Folha de S. Paulo


Resposta da moda sobre assédio sexual dirá se discurso engajado é real

Nenhuma indústria parece ser tão cúmplice quanto vítima dos assédios moral e sexual cometidos por seus estetas quanto a da moda.

Muito antes de estourar o caso do produtor de cinema Harvey Weinstein, abusador de dezenas de atrizes, o fotógrafo Terry Richardson já colecionava relatos de garotas que o acusavam de abordagens impróprias; agentes de desfiles já eram desmascarados por deixarem modelos à míngua; e sabia-se de estilistas que coagiam membros de sua equipe.

Diferentemente dos casos do cinema, que ganharam investigação minuciosa da imprensa e a atenção da opinião pública, os da moda permaneceram enlameados pela soma da inércia da mídia especializada com a política de silêncio nos bastidores dos rega-bofes das semanas de moda.

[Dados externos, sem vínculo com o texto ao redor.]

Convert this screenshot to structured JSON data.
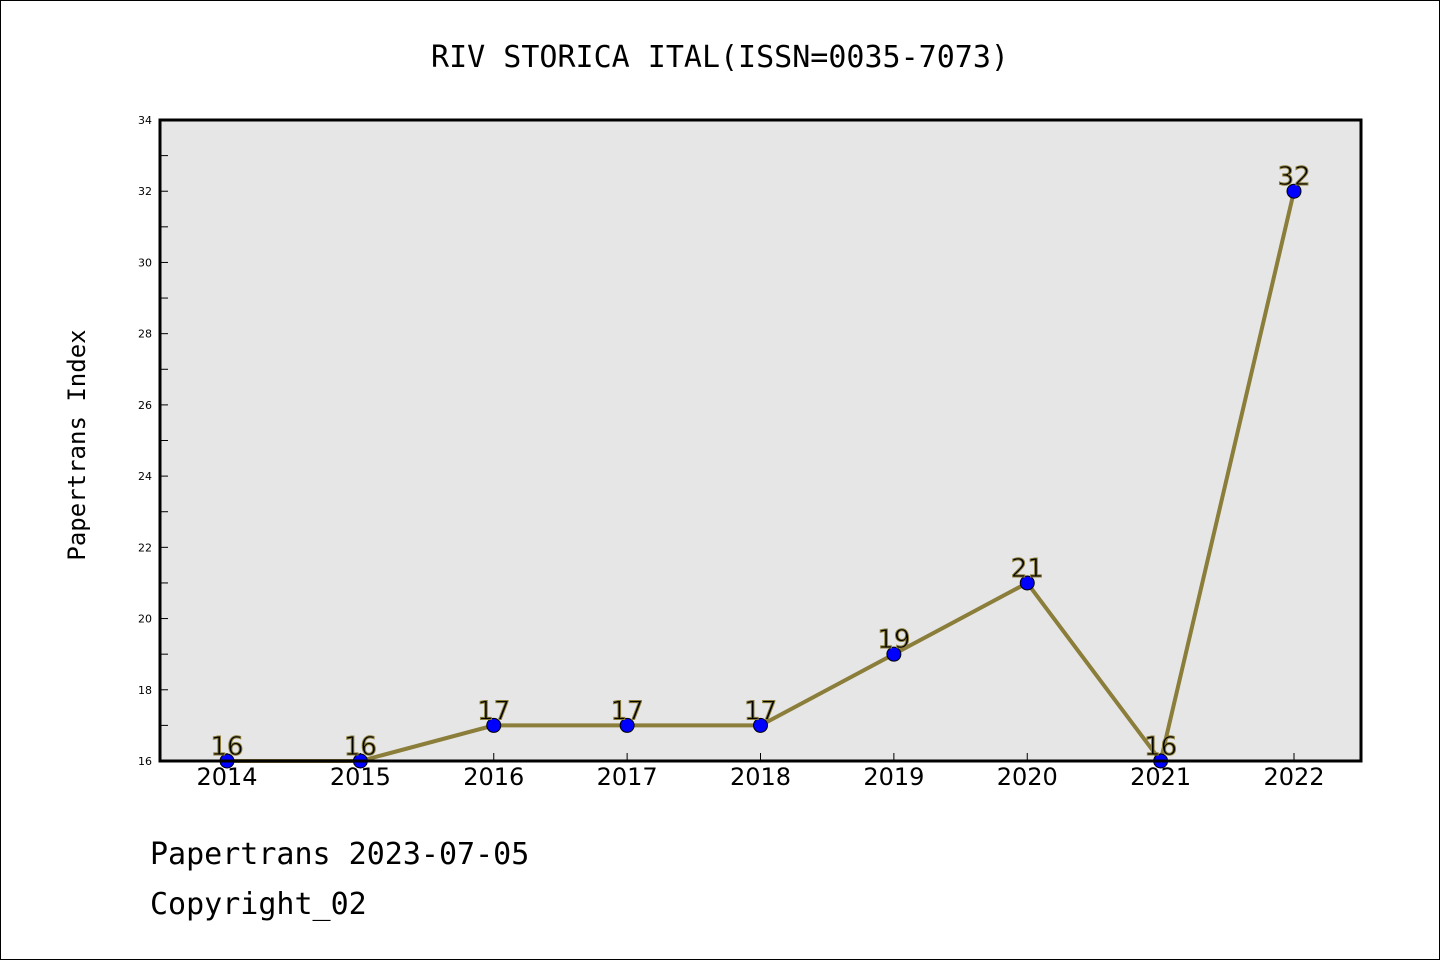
{
  "chart_data": {
    "type": "line",
    "title": "RIV STORICA ITAL(ISSN=0035-7073)",
    "ylabel": "Papertrans Index",
    "xlabel": "",
    "categories": [
      "2014",
      "2015",
      "2016",
      "2017",
      "2018",
      "2019",
      "2020",
      "2021",
      "2022"
    ],
    "values": [
      16,
      16,
      17,
      17,
      17,
      19,
      21,
      16,
      32
    ],
    "data_labels": [
      "16",
      "16",
      "17",
      "17",
      "17",
      "19",
      "21",
      "16",
      "32"
    ],
    "ylim": [
      16,
      34
    ],
    "yticks": [
      "16",
      "18",
      "20",
      "22",
      "24",
      "26",
      "28",
      "30",
      "32",
      "34"
    ],
    "grid": false,
    "line_color": "#8B7D3A",
    "marker_color": "#0000FF",
    "plot_background": "#E6E6E6"
  },
  "footer": {
    "line1": "Papertrans 2023-07-05",
    "line2": "Copyright_02"
  }
}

Surdo e mudo, o mundinho "fashion" esperou de braços cruzados a bolha estourar para tomar alguma providência. O anúncio da editora Condé Nast, dona das revistas "Vogue" e "Vanity Fair", de banir Terry Richardson de suas páginas poderia ter acontecido em 2010, quando a modelo Jamie Peck se tornou a primeira a denunciar as apalpadas e investidas do fotógrafo.

Ou quando a ex-modelo Sara Ziff fundou a ONG The Model Alliance, no mesmo ano da denúncia de Peck, para auxiliar modelos a lutar por seus direitos, mantendo-se como voz solitária até quando estouraram, neste ano, casos de maus-tratos nos processos seletivos da grife Balenciaga.

Ainda que tardio, o posicionamento da editora americana é fato isolado no círculo da moda. As varejistas Target, H&M e Aldo já haviam cortado relações com Richardson em 2013, temendo uma possível reação negativa dos consumidores, mas as grifes de nicho do circuito de luxo preferiram fechar os olhos para sua conduta. Agiram só agora, depois do furdunço cinematográfico. Valentino e Bulgari foram as primeiras marcas a anunciar que não contratariam o fotógrafo para campanhas.

Agora, outro medalhão da indústria, o fotógrafo Bruce Weber, assíduo nas páginas da mesma Condé Nast que baniu Richardson, foi acusado pelo modelo Jason Boyce de assediá-lo durante um ensaio em 2014. Neste mês, Mark Ricketson, 31, fez a mesma acusação contra Weber, que teria abusado dele em 2005, quando o modelo tinha 18 anos.

No círculo dos profissionais de alto nível, a famosa "panelinha", a perda de uma mão talentosa diminui as opções, mas não causa traumas. A de duas, no entanto, torna-se um problema quando a lista se resume a pouco mais de dez nomes, entre duplas e fotógrafos solo.

Ainda não há nem uma faísca sequer de nota, comunicado ou posicionamento sobre o caso de Weber, uma das raríssimas celebridades da fotografia de moda masculina. O caso é recente, mas seus desdobramentos, em 2018, serão a prova de fogo para todo o discurso engajado da moda em 2017.

O próximo ano definirá se o empoderamento, o feminismo e a dignidade humana cantada nos desfiles –o grupo Kering e LVMH, por exemplo, anunciaram neste ano um pacote de medidas para proteger contratos e a saúde de seus modelos– são conceitos genuínos ou embalagem midiática, se são leis de conduta ou máscaras de bom-mocismo, se a moda passa de fato por uma mudança estrutural ou só via tudo como mais um modismo.